I leaned forward, pressing the entire length of our bodies together. Her full tits smashed against my chest. Her hard nipples rubbed along my skin. I could feel the heavy rise and fall of her breaths. “While the whole time your pussy will welcome me. Your cunt will cover my cock in your wetness. You’ll come all over me. Squeeze my cock so tight I’ll barely be able to move. You’ll tell me to stop while in your head, you’ll scream my name. Is that what you want? You want me to take away your choice?”
Her cheeks blushed, and her throat worked as she swallowed loudly. She liked the idea. And another time, I might be open to exploring this kink with her. Maybe we had been the whole time. But I wouldn’t let her hide behind it now. I needed to know she wanted this.
I rolled off her, tucking her into my side. “I’m not going to do it. Contrary to what you might think about me, I’ve never once forced a woman.”
“You’ll just pay them.”
I tried to hide my smile at her sassy response. “Only you, my little dove.”
There was a heavy silence that fell between us. I didn’t try to break it. I let her sit in her thoughts and process everything.
“Why?” She asked again. And this time, I knew what she was really asking. Why her.
“It just… is. The same way the sky is blue or the moon rises in the east; you’re mine.”
She fell silent again. But I was attuned to her body. I felt the small imperceptible signs as she relaxed against me. Her heartbeat slowed. Her eyes closed.
I stroked my fingers through the long strands of her hair, massaging her scalp each time I reached the top again. I rubbed small soothing circles into her hip until her breathing evened, letting me know she’d fallen asleep.
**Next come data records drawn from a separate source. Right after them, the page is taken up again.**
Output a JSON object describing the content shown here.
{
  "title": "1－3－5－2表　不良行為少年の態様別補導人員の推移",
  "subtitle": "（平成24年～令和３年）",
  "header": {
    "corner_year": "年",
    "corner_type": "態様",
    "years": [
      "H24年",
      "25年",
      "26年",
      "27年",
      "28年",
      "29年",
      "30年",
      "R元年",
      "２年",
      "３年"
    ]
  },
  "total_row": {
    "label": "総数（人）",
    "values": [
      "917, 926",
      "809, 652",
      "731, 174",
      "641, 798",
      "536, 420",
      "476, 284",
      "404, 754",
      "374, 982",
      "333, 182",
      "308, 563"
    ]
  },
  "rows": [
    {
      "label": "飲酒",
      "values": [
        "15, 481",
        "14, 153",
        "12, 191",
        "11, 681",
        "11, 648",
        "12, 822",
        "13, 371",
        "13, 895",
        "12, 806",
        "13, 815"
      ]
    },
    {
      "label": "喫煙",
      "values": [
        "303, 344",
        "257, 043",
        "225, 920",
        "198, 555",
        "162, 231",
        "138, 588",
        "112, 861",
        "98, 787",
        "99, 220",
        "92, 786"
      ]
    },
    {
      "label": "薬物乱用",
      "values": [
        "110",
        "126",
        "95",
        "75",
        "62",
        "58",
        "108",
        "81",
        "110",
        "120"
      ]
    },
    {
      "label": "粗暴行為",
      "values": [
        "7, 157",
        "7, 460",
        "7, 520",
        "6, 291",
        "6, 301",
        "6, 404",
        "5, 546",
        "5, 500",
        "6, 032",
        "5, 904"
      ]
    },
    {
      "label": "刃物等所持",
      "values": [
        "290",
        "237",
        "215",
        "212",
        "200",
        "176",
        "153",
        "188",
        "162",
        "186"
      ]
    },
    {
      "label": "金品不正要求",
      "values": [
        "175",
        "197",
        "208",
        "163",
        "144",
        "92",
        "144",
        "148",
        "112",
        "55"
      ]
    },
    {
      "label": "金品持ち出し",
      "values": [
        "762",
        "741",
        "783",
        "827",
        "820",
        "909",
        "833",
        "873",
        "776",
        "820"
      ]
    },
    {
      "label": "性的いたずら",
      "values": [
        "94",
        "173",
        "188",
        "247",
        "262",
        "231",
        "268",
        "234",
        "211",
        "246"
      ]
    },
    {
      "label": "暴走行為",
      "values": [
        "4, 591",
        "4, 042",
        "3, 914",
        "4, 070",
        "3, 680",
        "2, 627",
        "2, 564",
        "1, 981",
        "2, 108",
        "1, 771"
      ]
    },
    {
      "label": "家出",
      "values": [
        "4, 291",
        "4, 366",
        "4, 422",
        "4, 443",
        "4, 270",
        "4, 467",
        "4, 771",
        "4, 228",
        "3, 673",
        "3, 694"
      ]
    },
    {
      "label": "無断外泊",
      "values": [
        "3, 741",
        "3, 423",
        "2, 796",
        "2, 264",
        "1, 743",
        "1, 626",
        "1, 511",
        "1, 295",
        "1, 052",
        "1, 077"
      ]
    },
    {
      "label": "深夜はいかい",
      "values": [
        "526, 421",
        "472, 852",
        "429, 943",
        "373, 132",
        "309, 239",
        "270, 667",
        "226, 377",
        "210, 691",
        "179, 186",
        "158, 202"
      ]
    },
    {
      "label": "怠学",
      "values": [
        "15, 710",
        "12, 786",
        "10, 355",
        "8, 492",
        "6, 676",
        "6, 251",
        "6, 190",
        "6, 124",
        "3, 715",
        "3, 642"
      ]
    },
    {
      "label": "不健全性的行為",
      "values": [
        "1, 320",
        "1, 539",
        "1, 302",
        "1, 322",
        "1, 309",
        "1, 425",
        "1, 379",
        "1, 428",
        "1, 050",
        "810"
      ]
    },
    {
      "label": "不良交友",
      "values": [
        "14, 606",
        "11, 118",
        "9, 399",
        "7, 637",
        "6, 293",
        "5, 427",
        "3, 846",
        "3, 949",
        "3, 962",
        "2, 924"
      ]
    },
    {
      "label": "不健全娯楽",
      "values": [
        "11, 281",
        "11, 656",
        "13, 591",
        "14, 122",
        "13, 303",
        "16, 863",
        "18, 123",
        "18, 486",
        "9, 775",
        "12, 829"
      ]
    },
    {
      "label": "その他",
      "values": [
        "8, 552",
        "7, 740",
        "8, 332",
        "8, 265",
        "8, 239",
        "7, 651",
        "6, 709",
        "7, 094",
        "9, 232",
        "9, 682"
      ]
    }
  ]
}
I stayed awake for a long time afterward, holding her close to me. I felt like I was losing something I’d only just found. She was the light in my life. She kept the demon at bay. I felt calm around her, like she made me sane. Well, as sane as I could be.
She was all the good parts of me. And her depravity matched my own. It kept me from turning that part of myself onto someone else. She could take it. And as much as she denied it, she actually wanted it. I could give her everything she wanted.
She wouldn’t have to worry about how she would feed herself or pay her bills. She wouldn’t be alone anymore. She would be loved. A twisted love, but love. I would worship her. I’d show her that living was better than all the dark thoughts that consumed her mind. That told her death was the right choice.